In tea, form comes first. You shape the form to provide a vessel for the spirit, which comes later. My esteemed teacher, Mioko sensai, often says, "Your hands know what to do. Trust your hands and try listening to them. Do not think with your head." In the tearoom, it is almost impossible for me to think about other things. I have to devote myself entirely and wholeheartedly to innumerable tiny details such as how to walk on Tatami, where to put my hands, how to purify a Natsume, how to fold the fukusa,  how to swish the bamboo whisk, and so on. The meticulous attention to hands and feet rules out the possibility of thinking, a similar experience I ever had in flowing yoga where Chi,  or prana, becomes the sole focus. In so doing, one becomes fully mindful and lives in the moment.

(Folding the fukusa, woodblock print by Shiro Kasamatsu)

Maintaining my weekly class is only seemingly easy. When there are deadlines or important issues, I always struggle with whether I should "waste" half a day for a non-urgent Chado class. However, I would always have that moment where I thought, " I am so glad I came after all!" There is always something waiting for me in the tearoom: seasonal wagashi and gorgeous utensils, let alone the delicious bowl of tea! In each class, Sensai will prepare flowers (ikebana), scrolls, sweets, and even her Kimono coherently with the season. Each piece is elegant and beautiful, purifying my mind. 

(Usagi Manju, a special sweet in celebrating the year of rabbit, 2023)

Such a pleasure came to a stop unexpectedly in August.

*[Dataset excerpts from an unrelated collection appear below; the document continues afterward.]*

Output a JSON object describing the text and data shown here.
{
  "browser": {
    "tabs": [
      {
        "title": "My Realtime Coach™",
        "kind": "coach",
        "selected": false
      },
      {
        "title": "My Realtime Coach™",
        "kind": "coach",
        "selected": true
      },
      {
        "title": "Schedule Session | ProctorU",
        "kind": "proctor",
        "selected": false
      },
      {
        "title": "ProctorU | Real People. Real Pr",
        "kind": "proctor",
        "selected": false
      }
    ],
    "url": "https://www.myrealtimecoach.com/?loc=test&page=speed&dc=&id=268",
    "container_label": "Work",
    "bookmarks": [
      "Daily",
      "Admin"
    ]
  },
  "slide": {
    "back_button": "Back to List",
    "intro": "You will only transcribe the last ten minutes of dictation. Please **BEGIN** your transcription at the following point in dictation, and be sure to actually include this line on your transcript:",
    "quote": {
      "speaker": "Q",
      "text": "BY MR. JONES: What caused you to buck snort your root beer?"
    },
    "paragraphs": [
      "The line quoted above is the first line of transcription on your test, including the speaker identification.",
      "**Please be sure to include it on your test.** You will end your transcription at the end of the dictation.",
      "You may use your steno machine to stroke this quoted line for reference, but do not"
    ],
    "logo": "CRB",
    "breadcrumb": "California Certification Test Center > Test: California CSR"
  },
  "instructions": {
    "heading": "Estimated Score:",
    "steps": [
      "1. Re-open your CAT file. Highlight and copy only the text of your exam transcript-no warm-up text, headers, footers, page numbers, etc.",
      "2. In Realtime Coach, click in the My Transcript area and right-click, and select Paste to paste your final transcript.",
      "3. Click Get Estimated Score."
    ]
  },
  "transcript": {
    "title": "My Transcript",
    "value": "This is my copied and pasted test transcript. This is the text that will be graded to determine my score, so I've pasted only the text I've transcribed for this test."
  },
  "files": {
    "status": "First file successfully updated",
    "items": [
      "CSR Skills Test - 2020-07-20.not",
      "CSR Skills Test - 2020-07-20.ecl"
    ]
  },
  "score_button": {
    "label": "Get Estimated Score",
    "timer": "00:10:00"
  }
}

Toward the end of summer, my son got sick badly. We had to go to the emergency room and eventually sent him to the Children's hospital. After he got out of the hospital, my mother had a severe fracture, requiring surgery to change the elbow. Then came the intensive seven-week teaching, four days a week and five hours a day. With all the turmoil, I stopped going to tea lessons for several months. 

When I returned to the tearoom in December, I almost forgot everything, and my hands and feet became clumsy. Sensai consoled me, with a warm smile, "You have not practiced Chado for years. Eventually, your hands start to move of their own accord." Only after more practice, till my hands could do things more naturally, did I understand her words better. This is another lesson I learned on the tea journey, "Chado is not just about tea, it is more about physically experiencing the aesthetics and the way of life, which sets great store on living in harmony with the changing seasons. Planting a seed, simply wait for its own pace to bud, blossom, and harvest. Before then, water it, nourish it, and leave it to the mighty nature. " (isn't it similar to working on an academic paper? All we should and could do is to kindle a great idea and polish the paper while leaving the publication to its own path.)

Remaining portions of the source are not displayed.